The grave danger for Europe, economically speaking, flows from the consequence of introducing a single currency where no single labor market exists. A single currency means that, in the future, variations in economic performance between one region and another cannot result, as they do today, in a downward adjustment of the currency in the less successful areas. Interest rates will have to reflect policy established at the center, not local conditions. The full impact of recession will therefore fall on unemployment.

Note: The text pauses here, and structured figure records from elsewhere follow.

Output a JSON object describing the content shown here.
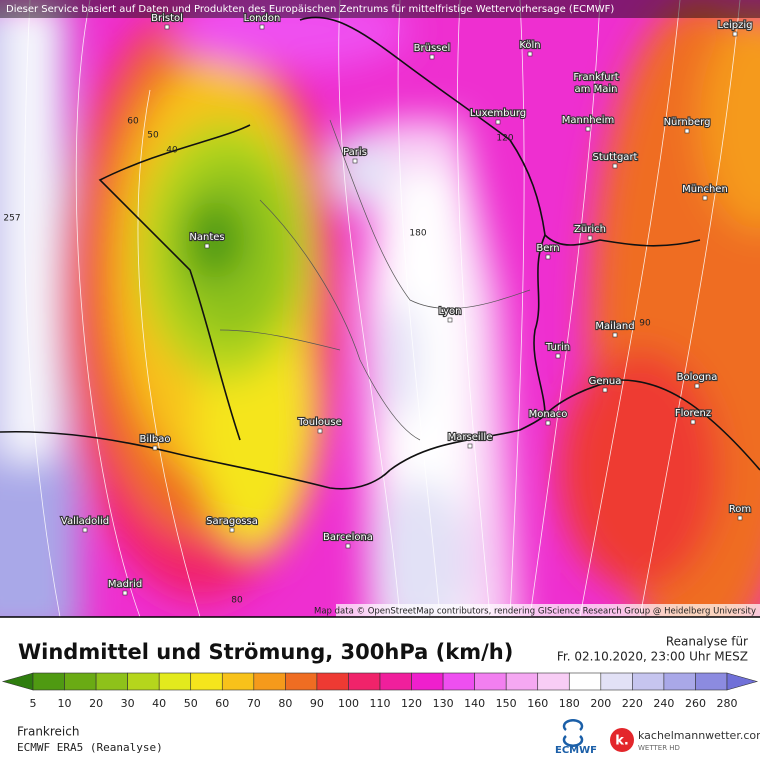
{
  "map": {
    "attribution_top": "Dieser Service basiert auf Daten und Produkten des Europäischen Zentrums für mittelfristige Wettervorhersage (ECMWF)",
    "attribution_bottom": "Map data © OpenStreetMap contributors, rendering GIScience Research Group @ Heidelberg University",
    "cities": [
      "Bristol",
      "London",
      "Brüssel",
      "Köln",
      "Leipzig",
      "Frankfurt",
      "am Main",
      "Luxemburg",
      "Mannheim",
      "Nürnberg",
      "Paris",
      "Stuttgart",
      "München",
      "Nantes",
      "Zürich",
      "Bern",
      "Lyon",
      "Mailand",
      "Turin",
      "Genua",
      "Bologna",
      "Toulouse",
      "Marseille",
      "Monaco",
      "Florenz",
      "Bilbao",
      "Saragossa",
      "Barcelona",
      "Valladolid",
      "Rom",
      "Madrid"
    ],
    "contour_labels": [
      60,
      50,
      40,
      120,
      180,
      257,
      90,
      80
    ]
  },
  "legend": {
    "title": "Windmittel und Strömung, 300hPa (km/h)",
    "analysis_label": "Reanalyse für",
    "datetime": "Fr. 02.10.2020, 23:00 Uhr MESZ",
    "ticks": [
      5,
      10,
      20,
      30,
      40,
      50,
      60,
      70,
      80,
      90,
      100,
      110,
      120,
      130,
      140,
      150,
      160,
      180,
      200,
      220,
      240,
      260,
      280
    ],
    "colors": [
      "#2e7d0e",
      "#4f9a12",
      "#6aab14",
      "#8ec21a",
      "#b5d61c",
      "#e3ea1d",
      "#f5e51c",
      "#f8c21a",
      "#f59a1b",
      "#ef6d22",
      "#ee3a33",
      "#f0236a",
      "#f01f9c",
      "#ef1fcd",
      "#ee4ff0",
      "#f27ff0",
      "#f5a8f2",
      "#f8cdf5",
      "#ffffff",
      "#e2e1f6",
      "#c6c5ef",
      "#a9a8e8",
      "#8c8be0",
      "#7070d8"
    ]
  },
  "footer": {
    "region": "Frankreich",
    "model": "ECMWF ERA5 (Reanalyse)",
    "ecmwf_logo": "ECMWF",
    "site": "kachelmannwetter.com",
    "site_sub": "WETTER HD"
  }
}
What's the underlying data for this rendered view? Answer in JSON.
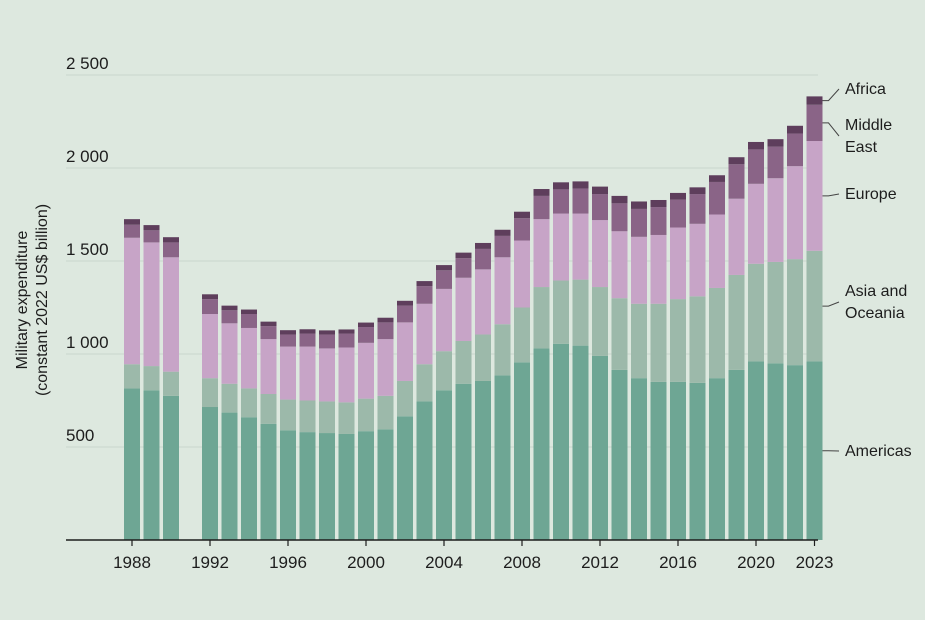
{
  "chart_data": {
    "type": "bar",
    "stacked": true,
    "title": "",
    "ylabel": "Military expenditure",
    "ylabel_line2": "(constant 2022 US$ billion)",
    "xlabel": "",
    "ylim": [
      0,
      2500
    ],
    "yticks": [
      500,
      1000,
      1500,
      2000,
      2500
    ],
    "ytick_labels": [
      "500",
      "1 000",
      "1 500",
      "2 000",
      "2 500"
    ],
    "xtick_years": [
      1988,
      1992,
      1996,
      2000,
      2004,
      2008,
      2012,
      2016,
      2020,
      2023
    ],
    "grid": true,
    "legend_position": "right (labels at end of 2023 bar)",
    "categories": [
      1988,
      1989,
      1990,
      1991,
      1992,
      1993,
      1994,
      1995,
      1996,
      1997,
      1998,
      1999,
      2000,
      2001,
      2002,
      2003,
      2004,
      2005,
      2006,
      2007,
      2008,
      2009,
      2010,
      2011,
      2012,
      2013,
      2014,
      2015,
      2016,
      2017,
      2018,
      2019,
      2020,
      2021,
      2022,
      2023
    ],
    "series": [
      {
        "name": "Americas",
        "color": "#6ea694",
        "values": [
          815,
          805,
          775,
          null,
          715,
          685,
          660,
          625,
          590,
          580,
          575,
          570,
          585,
          595,
          665,
          745,
          805,
          840,
          855,
          885,
          955,
          1030,
          1055,
          1045,
          990,
          915,
          870,
          850,
          850,
          845,
          870,
          915,
          960,
          950,
          940,
          960
        ]
      },
      {
        "name": "Asia and Oceania",
        "color": "#9cb9aa",
        "values": [
          130,
          130,
          130,
          null,
          155,
          155,
          155,
          160,
          165,
          170,
          170,
          170,
          175,
          180,
          190,
          200,
          210,
          230,
          250,
          275,
          295,
          330,
          340,
          355,
          370,
          385,
          400,
          420,
          445,
          465,
          485,
          510,
          525,
          545,
          570,
          595
        ]
      },
      {
        "name": "Europe",
        "color": "#c7a4c7",
        "values": [
          680,
          665,
          615,
          null,
          345,
          325,
          325,
          295,
          285,
          290,
          285,
          295,
          300,
          305,
          315,
          325,
          335,
          340,
          350,
          360,
          360,
          365,
          360,
          355,
          360,
          360,
          360,
          370,
          385,
          390,
          395,
          410,
          430,
          450,
          500,
          590
        ]
      },
      {
        "name": "Middle East",
        "color": "#8a6487",
        "values": [
          70,
          65,
          80,
          null,
          80,
          70,
          75,
          70,
          65,
          70,
          75,
          75,
          85,
          90,
          90,
          95,
          100,
          105,
          110,
          115,
          120,
          125,
          130,
          135,
          140,
          150,
          150,
          150,
          150,
          160,
          175,
          185,
          185,
          170,
          175,
          195
        ]
      },
      {
        "name": "Africa",
        "color": "#5e3e5c",
        "values": [
          30,
          28,
          28,
          null,
          26,
          25,
          24,
          24,
          23,
          23,
          22,
          22,
          24,
          25,
          26,
          27,
          28,
          30,
          32,
          33,
          35,
          37,
          38,
          38,
          40,
          40,
          40,
          38,
          36,
          36,
          36,
          38,
          40,
          40,
          42,
          45
        ]
      }
    ]
  }
}
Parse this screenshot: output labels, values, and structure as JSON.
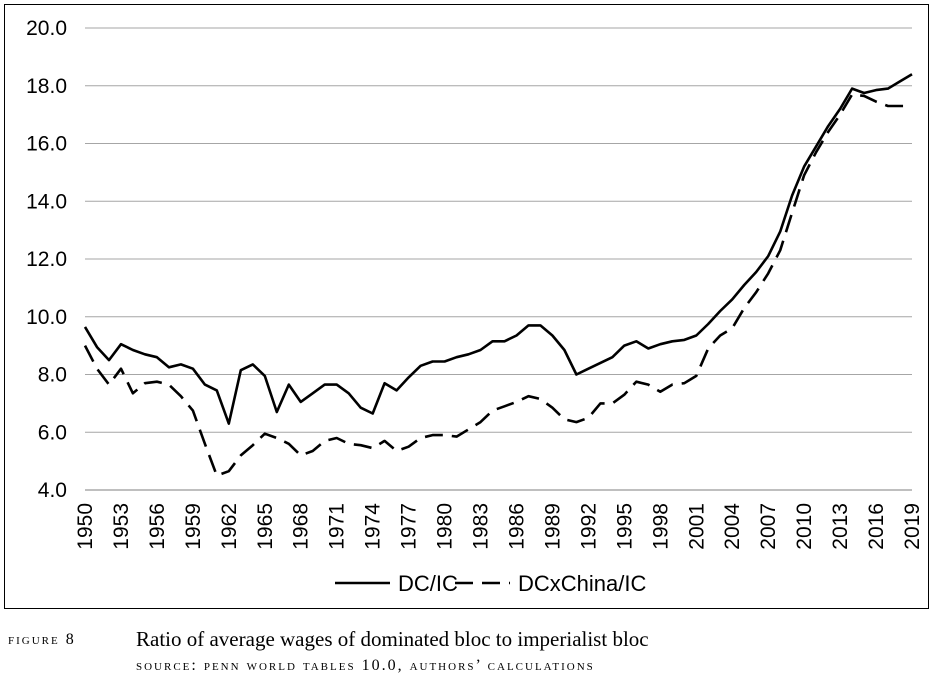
{
  "chart_data": {
    "type": "line",
    "title": "",
    "xlabel": "",
    "ylabel": "",
    "ylim": [
      4.0,
      20.0
    ],
    "yticks": [
      "4.0",
      "6.0",
      "8.0",
      "10.0",
      "12.0",
      "14.0",
      "16.0",
      "18.0",
      "20.0"
    ],
    "xticks": [
      "1950",
      "1953",
      "1956",
      "1959",
      "1962",
      "1965",
      "1968",
      "1971",
      "1974",
      "1977",
      "1980",
      "1983",
      "1986",
      "1989",
      "1992",
      "1995",
      "1998",
      "2001",
      "2004",
      "2007",
      "2010",
      "2013",
      "2016",
      "2019"
    ],
    "xlim": [
      1950,
      2019
    ],
    "grid": true,
    "legend_position": "bottom",
    "x": [
      1950,
      1951,
      1952,
      1953,
      1954,
      1955,
      1956,
      1957,
      1958,
      1959,
      1960,
      1961,
      1962,
      1963,
      1964,
      1965,
      1966,
      1967,
      1968,
      1969,
      1970,
      1971,
      1972,
      1973,
      1974,
      1975,
      1976,
      1977,
      1978,
      1979,
      1980,
      1981,
      1982,
      1983,
      1984,
      1985,
      1986,
      1987,
      1988,
      1989,
      1990,
      1991,
      1992,
      1993,
      1994,
      1995,
      1996,
      1997,
      1998,
      1999,
      2000,
      2001,
      2002,
      2003,
      2004,
      2005,
      2006,
      2007,
      2008,
      2009,
      2010,
      2011,
      2012,
      2013,
      2014,
      2015,
      2016,
      2017,
      2018,
      2019
    ],
    "series": [
      {
        "name": "DC/IC",
        "style": "solid",
        "values": [
          9.65,
          8.95,
          8.5,
          9.05,
          8.85,
          8.7,
          8.6,
          8.25,
          8.35,
          8.2,
          7.65,
          7.45,
          6.3,
          8.15,
          8.35,
          7.95,
          6.7,
          7.65,
          7.05,
          7.35,
          7.65,
          7.65,
          7.35,
          6.85,
          6.65,
          7.7,
          7.45,
          7.9,
          8.3,
          8.45,
          8.45,
          8.6,
          8.7,
          8.85,
          9.15,
          9.15,
          9.35,
          9.7,
          9.7,
          9.35,
          8.85,
          8.0,
          8.2,
          8.4,
          8.6,
          9.0,
          9.15,
          8.9,
          9.05,
          9.15,
          9.2,
          9.35,
          9.75,
          10.2,
          10.6,
          11.1,
          11.55,
          12.1,
          12.95,
          14.2,
          15.2,
          15.9,
          16.6,
          17.2,
          17.9,
          17.75,
          17.85,
          17.9,
          18.15,
          18.4
        ]
      },
      {
        "name": "DCxChina/IC",
        "style": "dashed",
        "values": [
          9.0,
          8.2,
          7.65,
          8.2,
          7.35,
          7.7,
          7.75,
          7.65,
          7.25,
          6.75,
          5.6,
          4.5,
          4.65,
          5.2,
          5.55,
          5.95,
          5.8,
          5.6,
          5.2,
          5.35,
          5.7,
          5.8,
          5.6,
          5.55,
          5.45,
          5.7,
          5.35,
          5.5,
          5.8,
          5.9,
          5.9,
          5.85,
          6.1,
          6.35,
          6.75,
          6.9,
          7.05,
          7.25,
          7.15,
          6.85,
          6.45,
          6.35,
          6.5,
          7.0,
          7.0,
          7.3,
          7.75,
          7.65,
          7.4,
          7.65,
          7.7,
          7.95,
          8.9,
          9.35,
          9.6,
          10.3,
          10.85,
          11.5,
          12.3,
          13.6,
          14.9,
          15.7,
          16.4,
          17.0,
          17.7,
          17.65,
          17.45,
          17.3,
          17.3,
          17.3
        ]
      }
    ]
  },
  "caption": {
    "figure_number": "FIGURE 8",
    "title": "Ratio of average wages of dominated bloc to imperialist bloc",
    "source": "SOURCE: PENN WORLD TABLES 10.0, AUTHORS’ CALCULATIONS"
  }
}
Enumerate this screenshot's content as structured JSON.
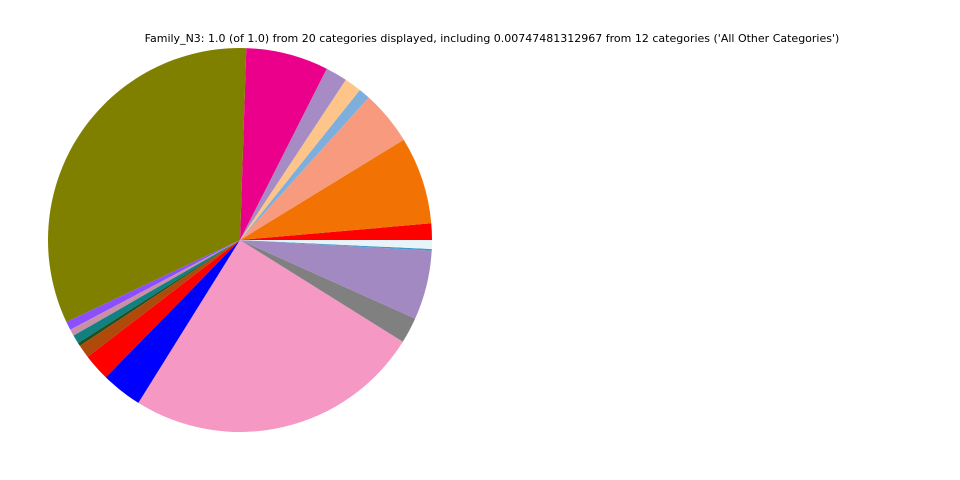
{
  "chart_data": {
    "type": "pie",
    "title": "Family_N3: 1.0 (of 1.0) from 20 categories displayed, including 0.00747481312967 from 12 categories ('All Other Categories')",
    "values": [
      0.0139,
      0.0736,
      0.0456,
      0.0097,
      0.0144,
      0.0183,
      0.0694,
      0.3256,
      0.0072,
      0.0056,
      0.0072,
      0.0028,
      0.0111,
      0.0228,
      0.0344,
      0.25,
      0.0217,
      0.0583,
      0.0014,
      0.0075
    ],
    "colors": [
      "#ff0000",
      "#f27304",
      "#f89a7e",
      "#7eaedc",
      "#fdc58a",
      "#a68bc4",
      "#eb008b",
      "#808000",
      "#8b4fff",
      "#c98fa6",
      "#108080",
      "#1f5020",
      "#b04a0a",
      "#ff0000",
      "#0000ff",
      "#f598c4",
      "#808080",
      "#a389c2",
      "#3b9bd0",
      "#e8f4f8"
    ]
  }
}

In the United States, a vast area covered by a single currency, labor is very mobile. People who lose their jobs in a depressed area can and do move to another state in search of a job, however inconvenient it may be. But in our continent people cannot move at will to find new work. They face barriers related to language, qualifications, local culture, and plain prejudice. Some of those can be reduced with the passage of time, but most will prove intractable. Indeed, with the so-called Posted Workers Directive, approved under the Social Chapter, EU labor ministers seem determined to reduce labor mobility across borders.

There is another danger. Britain currently receives a notably high proportion of the inward investment coming from the rest of the world into Europe. Those investors clearly see value in Britain's membership of the and free access to its markets. But they also see it as an advantage that the British economy is more flexible and deregulated than most others in Europe, and over the last eighteen years has offered them stability and reassurance. In other words, Britain derives an advantage from not embracing all European economic policies.

If we join the euro, this advantage will be lost, as economic policy in Britain will be determined principally by events in the geographical center of the EU. There may well be a mismatch between conditions in Britain and Germany. Interest rates that suit Germany and France could be inappropriate to British economic circumstances, as they were when we were in the ERM. That will represent a bad risk for investors. It may then make more sense for them to invest where local economic conditions and interest rates are most closely related, that is in Germany. Imagine the impact upon British public opinion if unemployment is high, inward investors are drifting away, the government is powerless to vary interest rates, and the electorate is unable to change anything by electing a new one.

The Question of Security

I began by recognizing the importance of European security. All other objectives are secondary. The principal guarantor of peace in Europe has been NATO, which has provided a wholly credible deterrent against attack. With American troops positioned in Europe, and the awesome U.S. military capability evident, any potential adversary was wise to believe that America would go to war to preserve the territory of its European allies.

The establishment of NATO did not infringe upon the sovereignty of its members. Its treaty is explicitly an agreement of sovereign states who undertake, in accordance with Article V, to regard the violation of the territory of another member state as though it were a violation of their own and to respond with such action as they deem necessary.

NATO has no federalist destiny. In the half century since it was founded, and unlike the EU, it has passed no laws that bind its member states, and no court has extended its influence. In no way has it increased its powers since 1948, and the democratic accountability of its member governments has not been affected.

NATO is now responding to the new situation created by the end of the Cold War, recognizing that the greatest contribution it can make to security is to strengthen the new democracies of Europe. Membership in either NATO or the EU, or in both, can help underpin those democracies. The EU should follow NATO's example. It should be lowering the barriers for entry by the countries of Eastern Europe, not creating an inner core that requires qualifications that those countries cannot hope to attain. Negotiating admission for new members looks as if it will be a protracted, and maybe cantankerous, business.